A watery-eyed old man with leathery skin darts into my path, waving a neon “JEW 4 LIFE” t-shirt. It’s four sizes too small, obviously made for a child. He yells something in Hebrew, then stares at my breasts.
I catch myself scanning the roofs and balconies constantly. Three hipster millenials sit on a balcony over the spice shop. Tiny kites blow over the road from a rooftop to the right; an invisible kid laughing, tiny hands pulling their strings. A young woman sits on a stoop behind her stall, head covered, eyes closed, blowing cigarette smoke into the sky.
At my university in Canada, my mentor and journalism professor warned me about going to crowded places in Israel. She’d been here many times for stories, but almost always during wartime. She wrote an award-winning book about the conflict here, with dozens of interviews with locals from both sides. I remember some of her technical advice when I met with her in person: “Are you flying through Turkey?” I was. “Deactivate your Facebook, and don’t tell anyone you’re a journalist.” For Israel the advice was simple: “Don’t go to street fairs.” “Avoid crowded places.”

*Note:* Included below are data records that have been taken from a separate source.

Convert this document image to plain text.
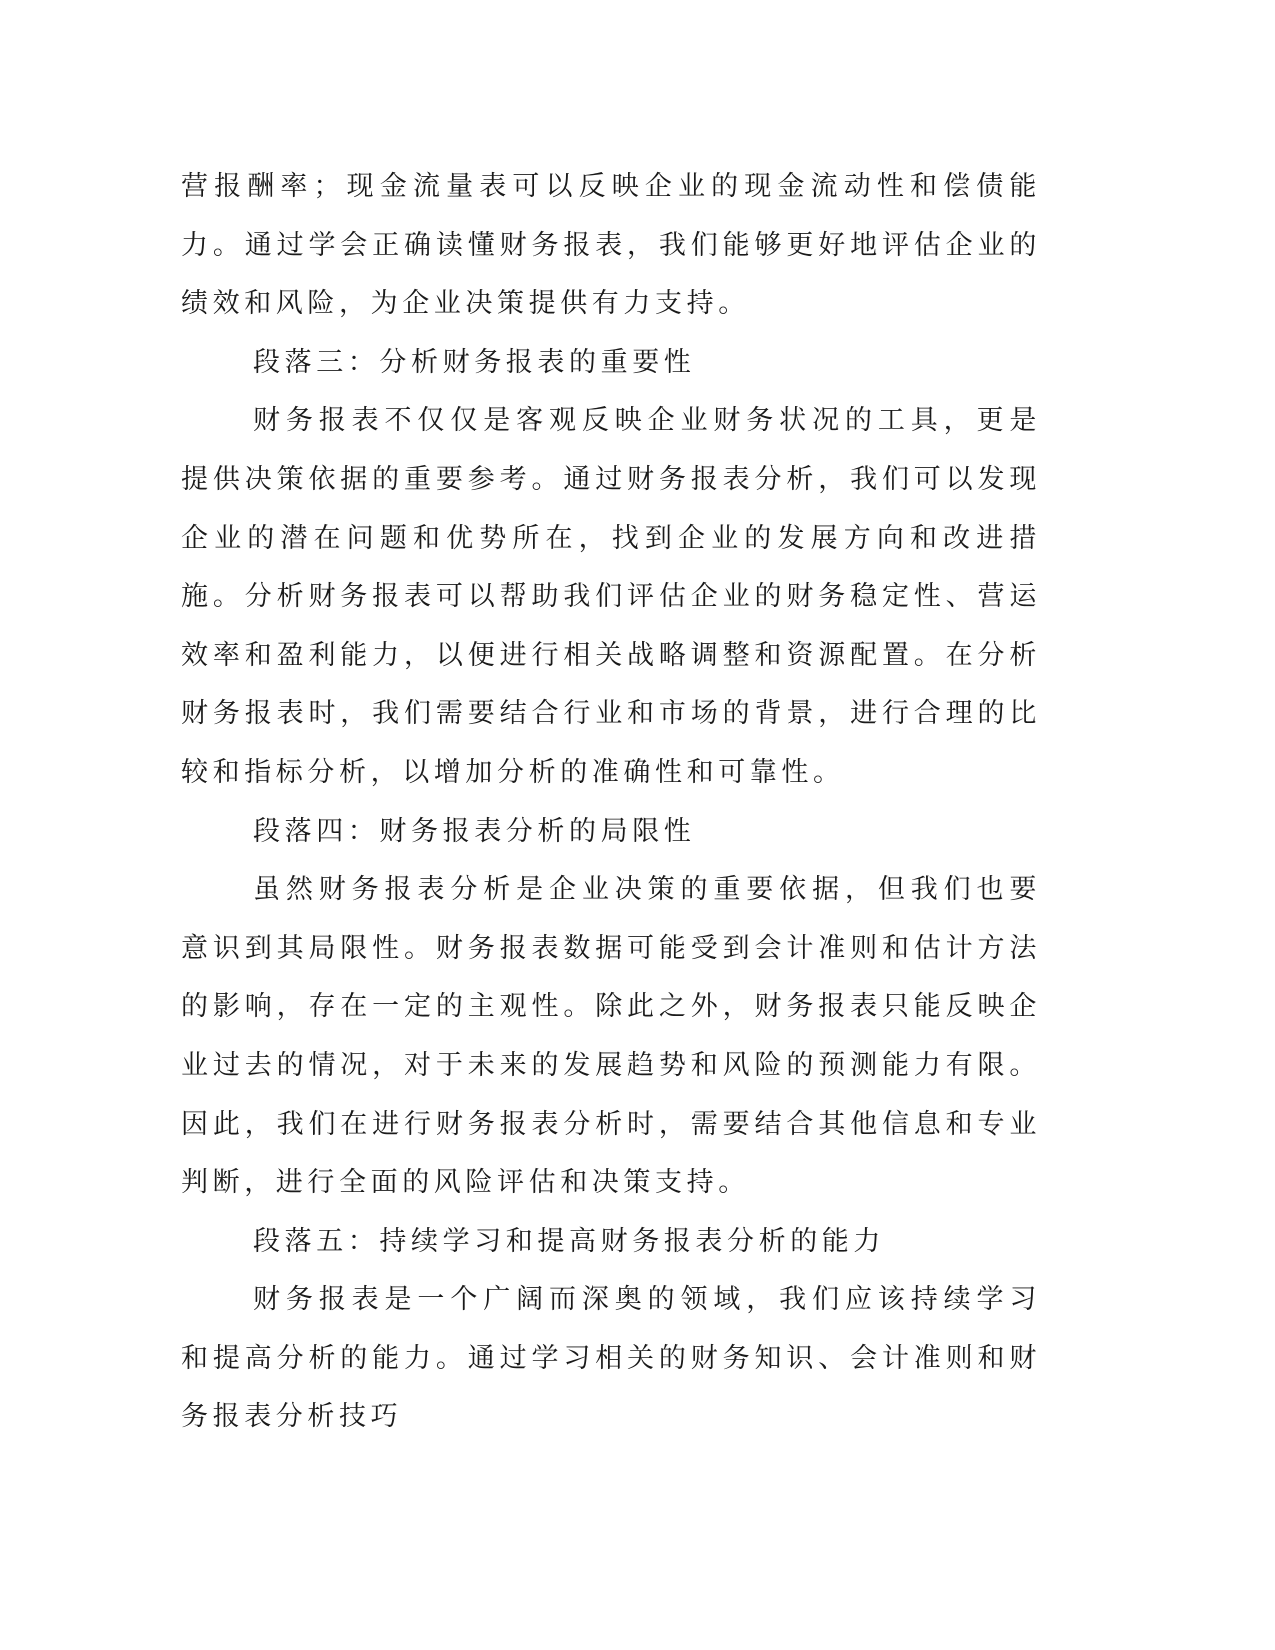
营报酬率；现金流量表可以反映企业的现金流动性和偿债能力。通过学会正确读懂财务报表，我们能够更好地评估企业的绩效和风险，为企业决策提供有力支持。

段落三：分析财务报表的重要性

财务报表不仅仅是客观反映企业财务状况的工具，更是提供决策依据的重要参考。通过财务报表分析，我们可以发现企业的潜在问题和优势所在，找到企业的发展方向和改进措施。分析财务报表可以帮助我们评估企业的财务稳定性、营运效率和盈利能力，以便进行相关战略调整和资源配置。在分析财务报表时，我们需要结合行业和市场的背景，进行合理的比较和指标分析，以增加分析的准确性和可靠性。

段落四：财务报表分析的局限性

虽然财务报表分析是企业决策的重要依据，但我们也要意识到其局限性。财务报表数据可能受到会计准则和估计方法的影响，存在一定的主观性。除此之外，财务报表只能反映企业过去的情况，对于未来的发展趋势和风险的预测能力有限。因此，我们在进行财务报表分析时，需要结合其他信息和专业判断，进行全面的风险评估和决策支持。

段落五：持续学习和提高财务报表分析的能力

财务报表是一个广阔而深奥的领域，我们应该持续学习和提高分析的能力。通过学习相关的财务知识、会计准则和财务报表分析技巧
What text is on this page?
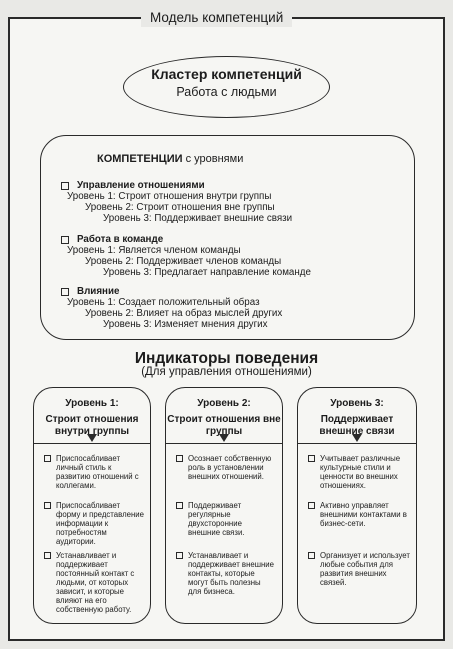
Модель компетенций
Кластер компетенций
Работа с людьми
КОМПЕТЕНЦИИ с уровнями
Управление отношениями
Уровень 1: Строит отношения внутри группы
Уровень 2: Строит отношения вне группы
Уровень 3: Поддерживает внешние связи
Работа в команде
Уровень 1: Является членом команды
Уровень 2: Поддерживает членов команды
Уровень 3: Предлагает направление команде
Влияние
Уровень 1: Создает положительный образ
Уровень 2: Влияет на образ мыслей других
Уровень 3: Изменяет мнения других
Индикаторы поведения
(Для управления отношениями)
Уровень 1:
Строит отношения внутри группы
Приспосабливает личный стиль к развитию отношений с коллегами.
Приспосабливает форму и представление информации к потребностям аудитории.
Устанавливает и поддерживает постоянный контакт с людьми, от которых зависит, и которые влияют на его собственную работу.
Уровень 2:
Строит отношения вне группы
Осознает собственную роль в установлении внешних отношений.
Поддерживает регулярные двухсторонние внешние связи.
Устанавливает и поддерживает внешние контакты, которые могут быть полезны для бизнеса.
Уровень 3:
Поддерживает внешние связи
Учитывает различные культурные стили и ценности во внешних отношениях.
Активно управляет внешними контактами в бизнес-сети.
Организует и использует любые события для развития внешних связей.
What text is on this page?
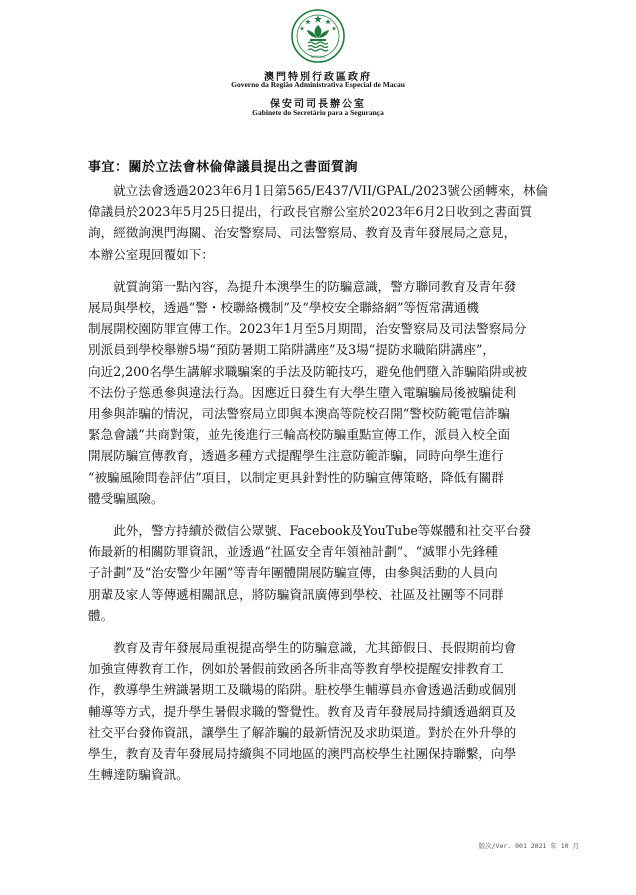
MACAU
澳門特別行政區政府
Governo da Região Administrativa Especial de Macau
保安司司長辦公室
Gabinete do Secretário para a Segurança
事宜：關於立法會林倫偉議員提出之書面質詢

就立法會透過2023年6月1日第565/E437/VII/GPAL/2023號公函轉來，林倫
偉議員於2023年5月25日提出，行政長官辦公室於2023年6月2日收到之書面質
詢，經徵詢澳門海關、治安警察局、司法警察局、教育及青年發展局之意見，
本辦公室現回覆如下：

就質詢第一點內容，為提升本澳學生的防騙意識，警方聯同教育及青年發
展局與學校，透過“警・校聯絡機制”及“學校安全聯絡網”等恆常溝通機
制展開校園防罪宣傳工作。2023年1月至5月期間，治安警察局及司法警察局分
別派員到學校舉辦5場“預防暑期工陷阱講座”及3場“提防求職陷阱講座”，
向近2,200名學生講解求職騙案的手法及防範技巧，避免他們墮入詐騙陷阱或被
不法份子慫恿參與違法行為。因應近日發生有大學生墮入電騙騙局後被騙徒利
用參與詐騙的情況，司法警察局立即與本澳高等院校召開“警校防範電信詐騙
緊急會議”共商對策，並先後進行三輪高校防騙重點宣傳工作，派員入校全面
開展防騙宣傳教育，透過多種方式提醒學生注意防範詐騙，同時向學生進行
“被騙風險問卷評估”項目，以制定更具針對性的防騙宣傳策略，降低有關群
體受騙風險。

此外，警方持續於微信公眾號、Facebook及YouTube等媒體和社交平台發
佈最新的相關防罪資訊，並透過“社區安全青年領袖計劃”、“滅罪小先鋒種
子計劃”及“治安警少年團”等青年團體開展防騙宣傳，由參與活動的人員向
朋輩及家人等傳遞相關訊息，將防騙資訊廣傳到學校、社區及社團等不同群
體。

教育及青年發展局重視提高學生的防騙意識，尤其節假日、長假期前均會
加強宣傳教育工作，例如於暑假前致函各所非高等教育學校提醒安排教育工
作，教導學生辨識暑期工及職場的陷阱。駐校學生輔導員亦會透過活動或個別
輔導等方式，提升學生暑假求職的警覺性。教育及青年發展局持續透過網頁及
社交平台發佈資訊，讓學生了解詐騙的最新情況及求助渠道。對於在外升學的
學生，教育及青年發展局持續與不同地區的澳門高校學生社團保持聯繫，向學
生轉達防騙資訊。

版次/Ver. 001 2021 年 10 月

On my daily walk to work in Tel Aviv, I pass a revolving group of construction workers building the apartment complex next door. They don’t whistle as I pass or stop their steady hammering. A worker leans over a long iron beam with his welding stick and blasts the flare right there on the sidewalk. Sparks the size of snowflakes shoot across the road and fizz out on passing cars. I never see him wearing a face cover, nothing to keep the light from burning out his eyes. Every day I dodge the sparks and pretend it doesn’t bother me.
The Carmel Market crowds thin enough in the evening for me to relax, with shoppers disappearing into side streets and alleys. More stalls than I can count spiral out from the main square. I take a break from my wandering to buy a coffee and rest my feet. A young couple kisses passionately at a corner table nearby, the one drink between them still full and no longer steaming. The girl, maybe 17, wears a large-print t-shirt with some acronym I don’t recognize. The guy, a couple of years older, is dressed head to toe in the faded green canvas of an Israeli soldier. An AK-47 hangs loose off his shoulder, dangling limp with the tip hitting the metal leg of his chair. The couple stays glued to each other and nobody glances their way.
I sit at the café for an hour sipping at my coffee, bumming their open wifi. When I leave a half hour later, the young couple hasn’t moved: in danger, always, and blissfully alive.